I have to prefix this with the fact that I've only barely touched Chicken. I've been using Gambit for a few months.

Performance: See benchmarks above.

FFI: Gambit's is very clean. I've used this extensively, and people that are doing iPhone/Objective-C stuff with it are using the FFI. I can't comment on Chicken's FFI.

Libraries: I'm guessing Chicken wins here. The egg system seems more developed and has more packages than Gambit's Black Hole.

Installation: I know Gambit is painless on Linux and Mac. I can't speak to Windows nor to which Linux distros package it.

Licensing: I have to correct you here. Gambit is dual licensed: LGPL 2.1 and Apache 2.

Support: Chicken's community and IRC room seem active. Gambit's are too; detailed answers are rapid on the mailing list.


Installation:

For the record, I looked into prebuilt binaries for Gambit. The support is quite extensive for Mac and Windows.

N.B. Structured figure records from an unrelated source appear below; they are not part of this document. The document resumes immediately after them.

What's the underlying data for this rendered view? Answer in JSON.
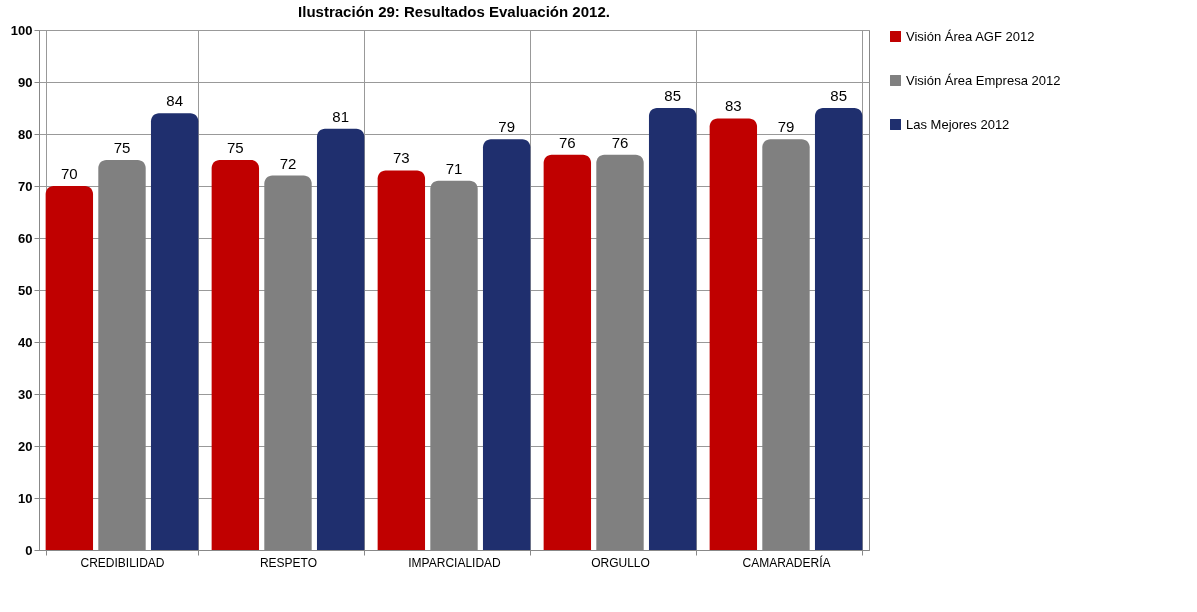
{
  "chart_data": {
    "type": "bar",
    "title": "Ilustración 29: Resultados Evaluación 2012.",
    "categories": [
      "CREDIBILIDAD",
      "RESPETO",
      "IMPARCIALIDAD",
      "ORGULLO",
      "CAMARADERÍA"
    ],
    "series": [
      {
        "name": "Visión Área AGF 2012",
        "color": "#c00000",
        "values": [
          70,
          75,
          73,
          76,
          83
        ]
      },
      {
        "name": "Visión Área Empresa 2012",
        "color": "#808080",
        "values": [
          75,
          72,
          71,
          76,
          79
        ]
      },
      {
        "name": "Las Mejores 2012",
        "color": "#1f2f6e",
        "values": [
          84,
          81,
          79,
          85,
          85
        ]
      }
    ],
    "ylim": [
      0,
      100
    ],
    "yticks": [
      0,
      10,
      20,
      30,
      40,
      50,
      60,
      70,
      80,
      90,
      100
    ],
    "grid": true,
    "legend": "right",
    "data_labels": true
  }
}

Mac: installers provided for G3, G4, G5, X86, X86-64, and universal binaries.

Windows: installers for Gambit compiled with MSVC and mingw.

The latest version (4.5.2) is available here: http://www.iro.umontreal.ca/~gambit/download/gambit/v4.5/pre...

Canonical download link: http://dynamo.iro.umontreal.ca/~gambit/wiki/index.php/Distri...


Success stories: For gambit, there is a recent 3d game [1] and Termite [2]. Termite is a version of an Erlang like system written in scheme. There may be others I'm not aware of though.

[1] http://www.gamerizon.com/

[2] http://code.google.com/p/termite/


For the curious, the game is called Quantz. It's available on Windows and OS X.